Authorities in Russia’s predominantly Muslim republic of Ingushetia have issued a brochure for the new school year instructing women to “defer” to men no matter their age.
The brochure “promoting the Ingush people’s traditional values” includes visual depictions of the “Ingush code of conduct” and is printed in Russian and Ingush as well as English. In July, the pamphlet made headlines for advising young people to avoid loud laughter.
The brochure tells Ingush girls that “a woman of any age [has] to defer to a man of any age,” the U.S.-funded Radio Free Europe/Radio Liberty news outlet reported last week.
“Women's beauty is shyness, politeness, a calm tone and keeping a distance from strangers. Women cannot shout and laugh loudly in public,” the brochure reportedly says. Wearing tight clothes, according to the brochure, is “improper.”

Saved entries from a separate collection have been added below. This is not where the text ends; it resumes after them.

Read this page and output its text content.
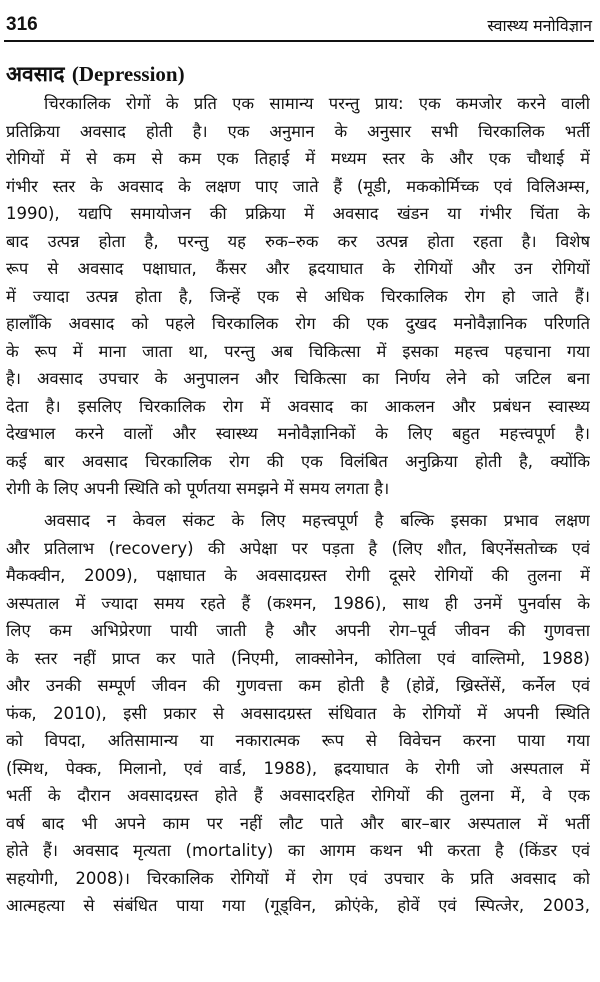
316	स्वास्थ्य मनोविज्ञान
अवसाद (Depression)
चिरकालिक रोगों के प्रति एक सामान्य परन्तु प्राय: एक कमजोर करने वाली
प्रतिक्रिया अवसाद होती है। एक अनुमान के अनुसार सभी चिरकालिक भर्ती
रोगियों में से कम से कम एक तिहाई में मध्यम स्तर के और एक चौथाई में
गंभीर स्तर के अवसाद के लक्षण पाए जाते हैं (मूडी, मककोर्मिच्क एवं विलिअम्स,
1990), यद्यपि समायोजन की प्रक्रिया में अवसाद खंडन या गंभीर चिंता के
बाद उत्पन्न होता है, परन्तु यह रुक–रुक कर उत्पन्न होता रहता है। विशेष
रूप से अवसाद पक्षाघात, कैंसर और ह्रदयाघात के रोगियों और उन रोगियों
में ज्यादा उत्पन्न होता है, जिन्हें एक से अधिक चिरकालिक रोग हो जाते हैं।
हालाँकि अवसाद को पहले चिरकालिक रोग की एक दुखद मनोवैज्ञानिक परिणति
के रूप में माना जाता था, परन्तु अब चिकित्सा में इसका महत्त्व पहचाना गया
है। अवसाद उपचार के अनुपालन और चिकित्सा का निर्णय लेने को जटिल बना
देता है। इसलिए चिरकालिक रोग में अवसाद का आकलन और प्रबंधन स्वास्थ्य
देखभाल करने वालों और स्वास्थ्य मनोवैज्ञानिकों के लिए बहुत महत्त्वपूर्ण है।
कई बार अवसाद चिरकालिक रोग की एक विलंबित अनुक्रिया होती है, क्योंकि
रोगी के लिए अपनी स्थिति को पूर्णतया समझने में समय लगता है।
अवसाद न केवल संकट के लिए महत्त्वपूर्ण है बल्कि इसका प्रभाव लक्षण
और प्रतिलाभ (recovery) की अपेक्षा पर पड़ता है (लिए शौत, बिएनेंसतोच्क एवं
मैकक्वीन, 2009), पक्षाघात के अवसादग्रस्त रोगी दूसरे रोगियों की तुलना में
अस्पताल में ज्यादा समय रहते हैं (कश्मन, 1986), साथ ही उनमें पुनर्वास के
लिए कम अभिप्रेरणा पायी जाती है और अपनी रोग–पूर्व जीवन की गुणवत्ता
के स्तर नहीं प्राप्त कर पाते (निएमी, लाक्सोनेन, कोतिला एवं वाल्तिमो, 1988)
और उनकी सम्पूर्ण जीवन की गुणवत्ता कम होती है (होव्रें, ख्रिस्तेंसें, कर्नेल एवं
फंक, 2010), इसी प्रकार से अवसादग्रस्त संधिवात के रोगियों में अपनी स्थिति
को विपदा, अतिसामान्य या नकारात्मक रूप से विवेचन करना पाया गया
(स्मिथ, पेक्क, मिलानो, एवं वार्ड, 1988), ह्रदयाघात के रोगी जो अस्पताल में
भर्ती के दौरान अवसादग्रस्त होते हैं अवसादरहित रोगियों की तुलना में, वे एक
वर्ष बाद भी अपने काम पर नहीं लौट पाते और बार–बार अस्पताल में भर्ती
होते हैं। अवसाद मृत्यता (mortality) का आगम कथन भी करता है (किंडर एवं
सहयोगी, 2008)। चिरकालिक रोगियों में रोग एवं उपचार के प्रति अवसाद को
आत्महत्या से संबंधित पाया गया (गूड्विन, क्रोएंके, होवें एवं स्पित्जेर, 2003,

Beslan Tsechoyev, the mayor of the Ingush administrative center of Magas, denied that the leaflet discriminates against women and said that the authorities had consulted local elders and experts in Ingush traditions while drafting it.
“Women stand up in the presence of men, showing respect to them no matter how old they are. Even a grown woman stands up in public and shows respect to a teenage boy,” Tsechoyev was quoted as saying.
Ingushetia, a predominantly Muslim region in the North Caucasus, has seen a rapid weakening of its traditional generational and gender hierarchies along with a simultaneous spread of fundamentalist Islam among young men, a recent study of families in the region said.